Team Leadership & Talent Retention

\"\"It’s easy to retain people. It’s not a big trick. Pay them fairly and well and they’ll hang around and do the work. HR specialists have mastered the skills of compensation. They can match your compensation structure to meet your organizational constraints, your organizational goals, the organizational personnel, and the resources the organization has available.

A rational economics approach to retention is straight forward. The problem is, at a certain point, a normative, psychological, approach may be even more important.

Sure, I can retain people with money, but that has a leveling effect. Retention through compensation does not guarantee commitment and personal investment. They’ll stay, but will they be committed and truly invested in your effort?

At a certain point, you’ve got to promise a bit more. Involvement, commitment, entrepreneurship, and risk taking requires not only an economic contract, but a social psychological contract.
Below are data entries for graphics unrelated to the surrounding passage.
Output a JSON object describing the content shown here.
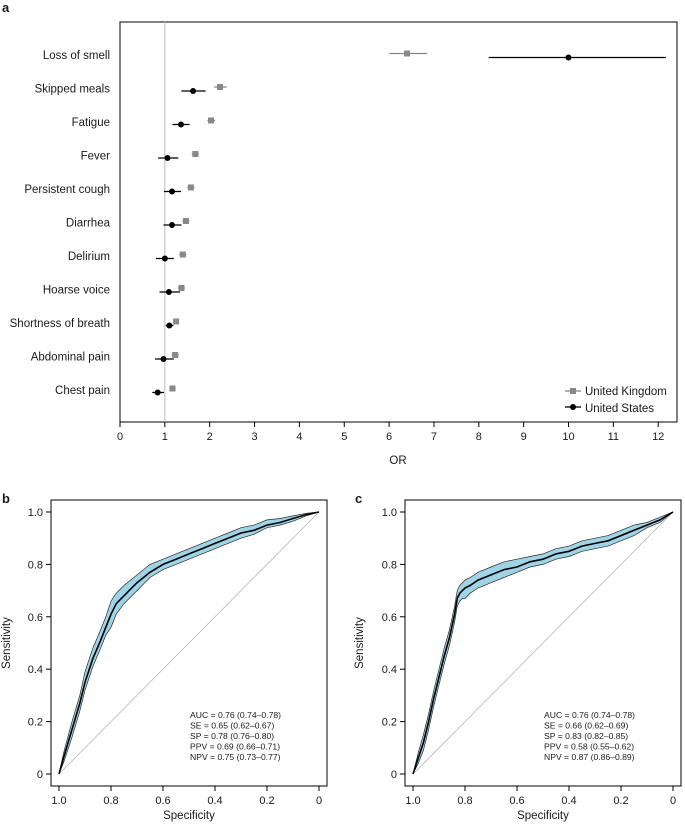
{
  "chart_data": [
    {
      "panel": "a",
      "type": "scatter",
      "title": "",
      "xlabel": "OR",
      "ylabel": "",
      "xlim": [
        0,
        12.5
      ],
      "xticks": [
        0,
        1,
        2,
        3,
        4,
        5,
        6,
        7,
        8,
        9,
        10,
        11,
        12
      ],
      "reference_line": 1,
      "categories": [
        "Loss of smell",
        "Skipped meals",
        "Fatigue",
        "Fever",
        "Persistent cough",
        "Diarrhea",
        "Delirium",
        "Hoarse voice",
        "Shortness of breath",
        "Abdominal pain",
        "Chest pain"
      ],
      "legend_position": "bottom-right",
      "series": [
        {
          "name": "United Kingdom",
          "color": "#888888",
          "marker": "square",
          "values": [
            6.4,
            2.23,
            2.03,
            1.68,
            1.58,
            1.47,
            1.4,
            1.37,
            1.25,
            1.23,
            1.17
          ],
          "lower": [
            6.0,
            2.1,
            1.95,
            1.6,
            1.5,
            1.39,
            1.32,
            1.29,
            1.2,
            1.15,
            1.1
          ],
          "upper": [
            6.85,
            2.38,
            2.12,
            1.76,
            1.66,
            1.55,
            1.48,
            1.45,
            1.3,
            1.31,
            1.24
          ]
        },
        {
          "name": "United States",
          "color": "#000000",
          "marker": "circle",
          "values": [
            10.0,
            1.63,
            1.36,
            1.06,
            1.16,
            1.16,
            1.0,
            1.09,
            1.1,
            0.97,
            0.84
          ],
          "lower": [
            8.22,
            1.37,
            1.17,
            0.85,
            0.98,
            0.97,
            0.8,
            0.88,
            1.02,
            0.78,
            0.72
          ],
          "upper": [
            12.17,
            1.91,
            1.55,
            1.3,
            1.36,
            1.37,
            1.2,
            1.34,
            1.19,
            1.2,
            0.98
          ]
        }
      ]
    },
    {
      "panel": "b",
      "type": "line",
      "title": "",
      "xlabel": "Specificity",
      "ylabel": "Sensitivity",
      "xlim": [
        1.0,
        0.0
      ],
      "ylim": [
        0.0,
        1.0
      ],
      "xticks": [
        "1.0",
        "0.8",
        "0.6",
        "0.4",
        "0.2",
        "0"
      ],
      "yticks": [
        "0",
        "0.2",
        "0.4",
        "0.6",
        "0.8",
        "1.0"
      ],
      "band_color": "#9fd3e6",
      "stats": [
        "AUC = 0.76 (0.74–0.78)",
        "SE = 0.65 (0.62–0.67)",
        "SP = 0.78 (0.76–0.80)",
        "PPV = 0.69 (0.66–0.71)",
        "NPV = 0.75 (0.73–0.77)"
      ],
      "x": [
        1.0,
        0.98,
        0.95,
        0.92,
        0.9,
        0.87,
        0.84,
        0.82,
        0.8,
        0.78,
        0.75,
        0.7,
        0.65,
        0.6,
        0.55,
        0.5,
        0.45,
        0.4,
        0.35,
        0.3,
        0.25,
        0.2,
        0.15,
        0.1,
        0.05,
        0.0
      ],
      "y": [
        0.0,
        0.07,
        0.17,
        0.27,
        0.35,
        0.44,
        0.51,
        0.56,
        0.61,
        0.65,
        0.68,
        0.73,
        0.77,
        0.8,
        0.82,
        0.84,
        0.86,
        0.88,
        0.9,
        0.92,
        0.93,
        0.95,
        0.96,
        0.975,
        0.99,
        1.0
      ],
      "lower": [
        0.0,
        0.05,
        0.14,
        0.24,
        0.32,
        0.41,
        0.48,
        0.53,
        0.56,
        0.61,
        0.65,
        0.7,
        0.75,
        0.78,
        0.8,
        0.82,
        0.84,
        0.86,
        0.88,
        0.9,
        0.915,
        0.94,
        0.95,
        0.965,
        0.985,
        1.0
      ],
      "upper": [
        0.0,
        0.09,
        0.2,
        0.3,
        0.39,
        0.48,
        0.55,
        0.6,
        0.66,
        0.69,
        0.72,
        0.76,
        0.8,
        0.82,
        0.84,
        0.86,
        0.88,
        0.9,
        0.92,
        0.94,
        0.95,
        0.97,
        0.975,
        0.985,
        0.995,
        1.0
      ]
    },
    {
      "panel": "c",
      "type": "line",
      "title": "",
      "xlabel": "Specificity",
      "ylabel": "Sensitivity",
      "xlim": [
        1.0,
        0.0
      ],
      "ylim": [
        0.0,
        1.0
      ],
      "xticks": [
        "1.0",
        "0.8",
        "0.6",
        "0.4",
        "0.2",
        "0"
      ],
      "yticks": [
        "0",
        "0.2",
        "0.4",
        "0.6",
        "0.8",
        "1.0"
      ],
      "band_color": "#9fd3e6",
      "stats": [
        "AUC = 0.76 (0.74–0.78)",
        "SE = 0.66 (0.62–0.69)",
        "SP = 0.83 (0.82–0.85)",
        "PPV = 0.58 (0.55–0.62)",
        "NPV = 0.87 (0.86–0.89)"
      ],
      "x": [
        1.0,
        0.98,
        0.96,
        0.94,
        0.92,
        0.9,
        0.88,
        0.86,
        0.84,
        0.83,
        0.82,
        0.81,
        0.8,
        0.78,
        0.75,
        0.7,
        0.65,
        0.6,
        0.55,
        0.5,
        0.45,
        0.4,
        0.35,
        0.3,
        0.25,
        0.2,
        0.15,
        0.1,
        0.05,
        0.0
      ],
      "y": [
        0.0,
        0.06,
        0.12,
        0.2,
        0.29,
        0.37,
        0.45,
        0.52,
        0.61,
        0.67,
        0.69,
        0.7,
        0.71,
        0.72,
        0.74,
        0.76,
        0.78,
        0.79,
        0.81,
        0.82,
        0.84,
        0.85,
        0.87,
        0.88,
        0.89,
        0.91,
        0.93,
        0.95,
        0.97,
        1.0
      ],
      "lower": [
        0.0,
        0.04,
        0.09,
        0.17,
        0.26,
        0.34,
        0.42,
        0.49,
        0.58,
        0.64,
        0.66,
        0.67,
        0.67,
        0.69,
        0.71,
        0.73,
        0.75,
        0.77,
        0.79,
        0.8,
        0.82,
        0.83,
        0.85,
        0.86,
        0.87,
        0.89,
        0.91,
        0.94,
        0.96,
        1.0
      ],
      "upper": [
        0.0,
        0.08,
        0.15,
        0.23,
        0.32,
        0.4,
        0.48,
        0.55,
        0.64,
        0.7,
        0.72,
        0.73,
        0.74,
        0.75,
        0.77,
        0.79,
        0.81,
        0.82,
        0.83,
        0.84,
        0.86,
        0.87,
        0.89,
        0.9,
        0.91,
        0.93,
        0.95,
        0.96,
        0.98,
        1.0
      ]
    }
  ]
}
That social psychological contract is created by leadership. Specifically, if you want to retain the entrepreneurs, the risk takers, the experts, and the great managers it will depend on your ability to lead. They will stay because they are recognized, engaged, challenged, developed, and optimistic.

You can retain zombies with money, but if you want to retain real organizational players, it’ll come down to the issue of your leadership.

Can you lead your team? Over and over again organizations debate the issue of retention by restructuring retention programs, playing around with the compensation systems, etc. But individuals do not necessarily stay because of the organization. They will stay for their team, they will stay for their team members, and they will stay for their team leaders.

Therefore the retention challenge is a team leadership challenge.

The better the leadership, especially at a group level, the greater the probability of retaining talent.

This is especially true in recent years. As the social contract between employees and their organization has broken down, it has been somewhat replaced by the personal, informal contract that emerges between employees, their teams, and their team leaders.

No longer is the sense of identity couched in the organization. Now it’s couched in teams. Employees speak of \”my team\” and \”my group\”; rarely do they speak of the organization with any sense of collective.

As such, team leadership training, which has always been an integral part in making organizations more innovative and creative, is also at the front line of talent retention.